Aird, a 30-something wealthy suburban wife, is also the love interest for the novel’s protagonist, 19-year-old Therese Belivet. In “Carol,” the two embark on a sultry road-trip affair, running from the detective that Carol’s husband hired to track her.

While the lovers-on-the-run storyline flexes “Highsmith’s thriller muscles,” the novel ends relatively happily. As the New Yorker pointed out, no one had died or been institutionalized at the end of the novel, which was incredibly uncommon for lesbian pulp fiction as a genre, as well as within Highsmith’s own literary repertoire.

“[‘The Price of Salt’] was for many years the only lesbian novel, in either hard or soft cover, with a happy ending,” author Marijane Meaker told The New Yorker.

Ellena Son ’21 agrees. “The trope of sad or dead lesbians in literature and media is so tired and disappointing,” Son said. “It’s really great when writers go against it.”
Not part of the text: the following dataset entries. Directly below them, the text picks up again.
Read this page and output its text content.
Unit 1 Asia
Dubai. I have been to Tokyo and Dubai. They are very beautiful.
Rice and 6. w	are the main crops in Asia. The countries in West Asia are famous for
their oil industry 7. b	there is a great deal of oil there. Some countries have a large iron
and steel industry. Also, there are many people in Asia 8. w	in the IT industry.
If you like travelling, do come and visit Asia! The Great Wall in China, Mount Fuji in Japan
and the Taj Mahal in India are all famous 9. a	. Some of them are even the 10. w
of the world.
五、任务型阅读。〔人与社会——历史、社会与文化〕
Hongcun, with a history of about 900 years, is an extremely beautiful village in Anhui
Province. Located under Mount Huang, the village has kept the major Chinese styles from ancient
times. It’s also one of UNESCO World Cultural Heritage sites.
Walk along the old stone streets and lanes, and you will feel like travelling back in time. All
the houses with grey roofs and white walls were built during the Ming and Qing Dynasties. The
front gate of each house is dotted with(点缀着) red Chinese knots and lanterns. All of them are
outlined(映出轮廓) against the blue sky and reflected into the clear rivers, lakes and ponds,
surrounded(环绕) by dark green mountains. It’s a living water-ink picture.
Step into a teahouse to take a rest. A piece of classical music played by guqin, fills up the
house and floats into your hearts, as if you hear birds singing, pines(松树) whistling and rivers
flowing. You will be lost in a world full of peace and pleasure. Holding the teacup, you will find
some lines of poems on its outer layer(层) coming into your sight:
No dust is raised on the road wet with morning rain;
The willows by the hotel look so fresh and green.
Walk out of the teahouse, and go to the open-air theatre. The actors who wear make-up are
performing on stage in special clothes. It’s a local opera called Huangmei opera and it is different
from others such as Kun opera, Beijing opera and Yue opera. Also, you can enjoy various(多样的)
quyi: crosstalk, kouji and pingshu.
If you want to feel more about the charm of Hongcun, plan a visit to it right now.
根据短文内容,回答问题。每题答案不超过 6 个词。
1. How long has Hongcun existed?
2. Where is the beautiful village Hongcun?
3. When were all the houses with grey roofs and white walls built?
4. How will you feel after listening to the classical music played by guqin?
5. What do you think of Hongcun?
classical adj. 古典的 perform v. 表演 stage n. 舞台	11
In 2015, “Carol” was adapted into a critically acclaimed movie.

Highsmith was always more popular in Europe, where she spent the majority of her life, but she still led an illustrious literary career in the U.S. She wrote iconic novels-turned-movies and pioneered literature depicting women in love.

In her personal life, Highsmith was very secretive. However, her diaries and work journals, detailing 60 years of her deeply private life and literary planning across 56 notebooks, will be published in 2021, according to The New York Times.

She “seemed to have anticipated that [her] journals might one day be released,” leaving “instructions to edit out repetition in her notebooks” in her will, The New York Times reported.

Highsmith’s long-time editor Anna von Planta is preparing the diaries for publication. To The New York Times, von Planta said she “aimed to offer an unembellished look at the author, without glossing over the darker aspects of her personality and beliefs,” including outspoken anti-Semitism and racist opinions. Von Planta emphasized that she “won’t censor” these opinions to “show how Patricia Highsmith became Patricia Highsmith.”